À l’occasion de la Semaine mondiale et africaine de la vaccination 2026, placée sous le thème « Pour chaque génération, les vaccins fonctionnent », le Centre de Vaccination Internationale (CVID) a organisé le mardi 28 avril 2026 à Douala un symposium scientifique consacré à la prévention et au contrôle des maladies évitables par la vaccination. La cérémonie s’est déroulée dans la salle de conférence de la Délégation régionale du Littoral de la Santé publique, en présence du directeur de la brigade de contrôle auprès de ladite délégation, du Délégué régional du Ministère de l’Élevage, des Pêches et des Industries Animales (MINEPIA), le Dr Victor Vibran, le Coordonnateur régional du PEV Littoral, le Dr Ewane Léonard et Dr Olivia Édou Nko’o, chef du CVID.
Maladie virale redoutable, la rage demeure une zoonose à la létalité quasi absolue une fois les symptômes déclarés. Transmise principalement par les chiens, mais aussi par les chats et les chauves-souris, elle cause environ 70 000 décès chaque année dans le monde, principalement en Afrique et en Asie. Les enfants de moins de 15 ans représentent près de 40 % des cas, une proportion qui alarme les professionnels de santé.

Les données présentées lors du symposium révèlent une forte prévalence des morsures de chiens à Douala, avec 96 % des cas attribués à cet animal. Le district de Bonassama apparaît comme le plus touché au premier trimestre 2026. Les enfants âgés de 5 à 15 ans constituent la tranche la plus exposée, soulignant l’urgence de renforcer la sensibilisation en milieu scolaire et communautaire.

Face à une morsure suspecte, les spécialistes insistent sur une prise en charge immédiate et rigoureuse.
Pour le Dr Olivia Édou Nko’o, chef du CVID
« Généralement, nous recevons les cas de morsure de chien et nous administrons les vaccins en mesure curative », cette administration repose sur trois étapes essentielles va t’elle continuer » le lavage soigneux de la plaie à l’eau et au savon, suivi de l’application d’un antiseptique ; l’administration d’immunoglobulines antirabiques si nécessaire ; et la vaccination selon les protocoles recommandés, notamment ceux d’Essen ou de Zagreb. Les experts rappellent que toute réduction du nombre de doses compromet l’efficacité du traitement.«
Cependant, plusieurs obstacles freinent l’efficacité de la lutte contre la maladie. Parmi eux, l’irresponsabilité de certains propriétaires de chiens, la prolifération d’animaux errants, l’absence de suivi du statut vaccinal des animaux, ainsi que le coût élevé du traitement post-exposition, estimé à environ 50 000 FCFA par personne. À cela s’ajoute une sensibilisation encore insuffisante des populations et même de certains personnels de santé.

Des cas concrets présentés au cours des travaux ont illustré la gravité des morsures et les conséquences d’une prise en charge tardive, renforçant ainsi le plaidoyer pour une stratégie intégrée combinant vaccination animale, prévention humaine et renforcement du système de santé.

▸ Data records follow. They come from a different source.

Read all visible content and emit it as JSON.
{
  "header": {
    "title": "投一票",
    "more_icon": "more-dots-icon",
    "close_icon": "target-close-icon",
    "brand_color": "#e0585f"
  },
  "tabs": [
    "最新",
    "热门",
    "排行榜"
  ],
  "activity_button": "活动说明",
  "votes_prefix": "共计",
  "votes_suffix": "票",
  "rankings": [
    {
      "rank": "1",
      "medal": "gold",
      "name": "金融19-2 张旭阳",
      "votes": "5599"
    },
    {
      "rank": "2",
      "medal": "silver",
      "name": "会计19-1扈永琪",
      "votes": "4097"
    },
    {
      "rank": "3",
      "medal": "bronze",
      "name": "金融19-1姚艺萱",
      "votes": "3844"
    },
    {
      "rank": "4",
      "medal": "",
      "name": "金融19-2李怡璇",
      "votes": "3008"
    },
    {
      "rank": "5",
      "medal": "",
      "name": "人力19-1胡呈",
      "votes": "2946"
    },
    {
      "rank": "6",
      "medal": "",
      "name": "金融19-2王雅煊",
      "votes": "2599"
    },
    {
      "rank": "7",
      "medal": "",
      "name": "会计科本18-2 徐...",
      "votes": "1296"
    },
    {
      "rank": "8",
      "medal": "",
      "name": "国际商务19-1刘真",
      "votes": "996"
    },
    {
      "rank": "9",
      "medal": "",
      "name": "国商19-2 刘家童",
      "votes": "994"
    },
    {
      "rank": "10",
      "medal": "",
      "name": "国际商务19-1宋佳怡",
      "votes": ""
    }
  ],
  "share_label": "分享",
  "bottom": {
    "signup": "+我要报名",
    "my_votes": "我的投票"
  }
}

La seconde partie du symposium a été consacrée à la fièvre jaune, une arbovirose hémorragique transmise par les moustiques du genre Aedes, avec un taux de létalité compris entre 15 % et 50 %. Les experts ont rappelé que le Cameroun figure parmi les 34 pays africains à haut risque, justifiant l’introduction du vaccin dans le Programme Élargi de Vaccination (PEV) depuis 2004.

Les échanges ont également mis en lumière le rôle des réservoirs animaux, notamment les primates, dans le cycle de transmission du virus. Face à la résurgence de la maladie, les spécialistes ont insisté sur la nécessité de maintenir une surveillance épidémiologique rigoureuse et de poursuivre les activités de vaccination supplémentaire. Des campagnes de riposte ont été organisées dans plusieurs districts de santé jusqu’en février 2026, témoignant de l’engagement des autorités sanitaires.
En l’absence de traitement antiviral spécifique, la prise en charge des cas graves repose sur un traitement de support incluant la prévention de l’hypoglycémie, le soutien nutritionnel et la gestion des complications telles que les hémorragies et l’insuffisance rénale. Toutefois, le principal levier de lutte reste la vaccination.

Administré dès l’âge de 9 mois, le vaccin vivant atténué contre la fièvre jaune, conservé entre +2 °C et +8 °C, est reconnu pour son efficacité et sa sécurité, sous réserve du respect des contre-indications, notamment en cas d’allergie aux œufs ou d’immunodéficience.
Au terme des travaux, un message fort s’est dégagé : la rage et la fièvre jaune, bien que potentiellement mortelles, peuvent être évitées grâce à des mesures simples et accessibles. La vaccination, la sensibilisation des populations et la prise en charge rapide des cas d’exposition constituent des leviers essentiels pour protéger durablement les communautés.